Das jährliche Talent-Festival von SOS-Kinderdorf gehört in Estelí schon fast zur Tradition. Es hat zum Ziel, die Bindung zwischen männlichen Bezugspersonen und Kindern zu stärken. Die Männer und Kinder führen gemeinsam Theater- oder Musikstücke, Tänze oder Kunststücke auf. Bei der Vorbereitung des Festes helfen auch andere Erwachsene mit. Durch die Aufführung kann eine breitere Öffentlichkeit für das Thema «aktive Vaterschaft» sensibilisiert werden.
Das Festival konnte mit den nötigen Hygienemassnahmen im Kulturzentrum von Estelí durchgeführt werden. Insgesamt führten 6 Männer zusammen mit 10 Kindern etwas auf. 74 erwachsene Bezugspersonen mit ihren Kindern sahen den Aufführungen zu, halfen beim Auf- und Abbau der Bühne mit oder organisierten einen Verpflegungsstand.

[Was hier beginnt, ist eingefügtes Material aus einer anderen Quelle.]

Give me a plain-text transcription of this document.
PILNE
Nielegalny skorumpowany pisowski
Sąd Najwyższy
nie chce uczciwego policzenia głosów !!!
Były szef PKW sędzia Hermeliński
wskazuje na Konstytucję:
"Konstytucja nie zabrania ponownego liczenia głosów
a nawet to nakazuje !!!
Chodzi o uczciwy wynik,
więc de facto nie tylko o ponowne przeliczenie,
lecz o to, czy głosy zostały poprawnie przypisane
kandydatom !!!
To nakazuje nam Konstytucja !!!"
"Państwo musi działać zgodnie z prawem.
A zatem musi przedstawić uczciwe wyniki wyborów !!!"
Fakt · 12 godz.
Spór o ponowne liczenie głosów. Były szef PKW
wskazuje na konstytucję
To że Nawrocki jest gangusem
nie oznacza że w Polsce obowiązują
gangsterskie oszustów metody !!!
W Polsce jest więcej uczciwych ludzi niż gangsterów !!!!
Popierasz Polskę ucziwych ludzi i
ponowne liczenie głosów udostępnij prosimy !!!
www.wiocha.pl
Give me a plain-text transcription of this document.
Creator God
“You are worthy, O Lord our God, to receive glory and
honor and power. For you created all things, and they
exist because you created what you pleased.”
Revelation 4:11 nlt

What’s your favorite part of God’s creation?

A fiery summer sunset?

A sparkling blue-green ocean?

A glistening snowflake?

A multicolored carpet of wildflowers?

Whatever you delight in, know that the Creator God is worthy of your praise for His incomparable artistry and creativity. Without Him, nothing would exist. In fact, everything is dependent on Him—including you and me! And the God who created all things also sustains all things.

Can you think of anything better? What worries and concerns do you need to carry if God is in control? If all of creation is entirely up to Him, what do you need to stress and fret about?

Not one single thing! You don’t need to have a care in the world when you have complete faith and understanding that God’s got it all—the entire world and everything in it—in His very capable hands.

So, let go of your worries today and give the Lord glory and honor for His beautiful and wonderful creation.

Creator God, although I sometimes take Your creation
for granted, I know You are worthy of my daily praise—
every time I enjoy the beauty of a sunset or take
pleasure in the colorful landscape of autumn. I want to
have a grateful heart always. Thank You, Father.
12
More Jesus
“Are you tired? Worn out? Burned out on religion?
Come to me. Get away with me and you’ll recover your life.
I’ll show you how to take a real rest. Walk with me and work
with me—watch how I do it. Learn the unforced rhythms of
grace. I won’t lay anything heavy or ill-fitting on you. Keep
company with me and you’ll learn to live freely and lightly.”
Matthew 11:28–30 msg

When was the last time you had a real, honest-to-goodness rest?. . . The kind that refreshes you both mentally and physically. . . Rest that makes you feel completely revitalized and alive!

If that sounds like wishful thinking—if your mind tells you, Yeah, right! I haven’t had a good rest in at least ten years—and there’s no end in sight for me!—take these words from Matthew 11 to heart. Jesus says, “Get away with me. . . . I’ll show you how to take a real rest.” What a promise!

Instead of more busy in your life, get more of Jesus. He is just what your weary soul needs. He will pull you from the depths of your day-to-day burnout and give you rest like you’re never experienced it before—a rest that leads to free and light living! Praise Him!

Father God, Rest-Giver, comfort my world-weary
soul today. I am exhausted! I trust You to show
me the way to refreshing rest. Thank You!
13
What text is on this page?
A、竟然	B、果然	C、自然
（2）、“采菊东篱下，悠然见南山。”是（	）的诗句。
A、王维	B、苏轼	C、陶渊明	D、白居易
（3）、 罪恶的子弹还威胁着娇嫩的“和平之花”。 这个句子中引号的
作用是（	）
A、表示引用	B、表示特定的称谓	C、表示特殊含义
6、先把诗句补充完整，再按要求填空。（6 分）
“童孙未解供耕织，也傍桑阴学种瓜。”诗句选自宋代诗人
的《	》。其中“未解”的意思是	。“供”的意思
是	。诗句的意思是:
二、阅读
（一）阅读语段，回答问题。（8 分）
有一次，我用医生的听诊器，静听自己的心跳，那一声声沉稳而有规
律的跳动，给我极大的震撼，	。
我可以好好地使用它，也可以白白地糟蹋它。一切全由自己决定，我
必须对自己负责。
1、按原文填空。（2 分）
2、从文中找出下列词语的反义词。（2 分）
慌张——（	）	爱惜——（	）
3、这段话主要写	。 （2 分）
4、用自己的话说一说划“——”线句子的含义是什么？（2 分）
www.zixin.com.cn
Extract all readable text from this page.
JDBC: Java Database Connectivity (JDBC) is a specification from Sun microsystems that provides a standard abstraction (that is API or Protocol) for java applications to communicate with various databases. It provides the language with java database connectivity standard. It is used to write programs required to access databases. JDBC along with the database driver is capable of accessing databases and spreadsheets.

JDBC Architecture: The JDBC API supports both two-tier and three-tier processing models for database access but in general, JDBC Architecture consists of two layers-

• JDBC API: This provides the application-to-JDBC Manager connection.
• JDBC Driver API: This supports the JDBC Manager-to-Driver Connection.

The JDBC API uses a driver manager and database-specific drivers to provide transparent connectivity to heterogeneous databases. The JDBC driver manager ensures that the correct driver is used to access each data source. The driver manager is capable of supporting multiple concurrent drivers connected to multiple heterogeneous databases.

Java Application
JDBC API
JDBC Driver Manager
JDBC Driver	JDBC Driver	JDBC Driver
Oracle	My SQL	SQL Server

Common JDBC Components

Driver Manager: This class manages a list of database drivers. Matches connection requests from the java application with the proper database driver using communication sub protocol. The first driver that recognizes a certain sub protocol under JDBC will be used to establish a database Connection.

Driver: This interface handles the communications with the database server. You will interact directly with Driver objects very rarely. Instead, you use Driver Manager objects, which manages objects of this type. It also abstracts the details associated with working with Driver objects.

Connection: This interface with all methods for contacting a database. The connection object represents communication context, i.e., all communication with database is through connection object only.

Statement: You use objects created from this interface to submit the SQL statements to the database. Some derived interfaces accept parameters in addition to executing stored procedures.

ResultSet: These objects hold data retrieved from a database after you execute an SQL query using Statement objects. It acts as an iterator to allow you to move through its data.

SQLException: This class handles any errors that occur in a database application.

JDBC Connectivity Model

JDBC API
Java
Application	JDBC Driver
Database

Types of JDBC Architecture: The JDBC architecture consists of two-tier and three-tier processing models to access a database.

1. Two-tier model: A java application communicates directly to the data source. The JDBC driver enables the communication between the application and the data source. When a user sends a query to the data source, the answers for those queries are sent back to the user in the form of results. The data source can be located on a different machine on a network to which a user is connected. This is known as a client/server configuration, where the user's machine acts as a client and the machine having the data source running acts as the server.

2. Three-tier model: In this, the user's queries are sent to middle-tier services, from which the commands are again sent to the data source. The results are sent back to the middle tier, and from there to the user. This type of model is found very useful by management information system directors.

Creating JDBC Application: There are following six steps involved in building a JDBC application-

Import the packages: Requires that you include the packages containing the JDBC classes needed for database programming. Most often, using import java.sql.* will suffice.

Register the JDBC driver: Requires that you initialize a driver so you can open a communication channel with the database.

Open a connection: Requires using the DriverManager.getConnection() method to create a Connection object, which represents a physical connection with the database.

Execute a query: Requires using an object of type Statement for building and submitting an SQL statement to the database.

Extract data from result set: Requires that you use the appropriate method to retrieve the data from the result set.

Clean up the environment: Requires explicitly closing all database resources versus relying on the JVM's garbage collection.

Stärkung der Gemeindebehörden und Öffentlichkeitsarbeit

Ziel:

Die Behörden schützen Kinder wirksam vor Gewalt und Vernachlässigung.

Weiterbildungen:

Im vergangenen Jahr besuchten 23 Mitarbeitende der lokalen Behörden, der Schulen, des Bildungs- und des Familienministeriums sowie von Stadtteil-Organisationen und Vereinen Weiterbildungen zum Thema Kinderrechte und Kinderschutz. Das Ziel bestand darin, tragfähige Kinderschutz-Strukturen auf städtischer und Stadtteil-Ebene zu schaffen oder zu stärken.

Konkrete Aktionen:

Im Verlauf der Workshops wurden Aktionspläne verabschiedet und umgesetzt. Inzwischen wurden 25 Familien dabei unterstützt, Alimente einzufordern und Geburtsscheine zu beantragen. Weiter wurde überprüft, ob die Kinder die Schule regelmässig besuchen. Familien, in denen Kinder vernachlässigt oder misshandelt wurden, wurden von Fachleuten begleitet. Das Ziel besteht darin, dass in den von SOS-Kinderdorf unterstützten Stadtteilen funktionierende Kinderschutz-Strukturen bestehen und diese nach und nach auch in anderen Stadtteilen aufgebaut werden können.

Herausforderungen und Lessons Learned

  • Die wirtschaftlich schwierige Situation belastete die Familien und führte dazu, dass auch einzelne von SOS-Kinderdorf unterstützte Familien das Land verliessen, um irregulär in die USA auszuwandern.
  • Wegen der Hygienemassnahmen konnten nicht alle Teilprojekte wie geplant durchgeführt werden. Es ist jedoch gelungen, den Kontakt zu den begünstigten Familien via Whatsapp und ähnliche Kanäle aufrechtzuerhalten.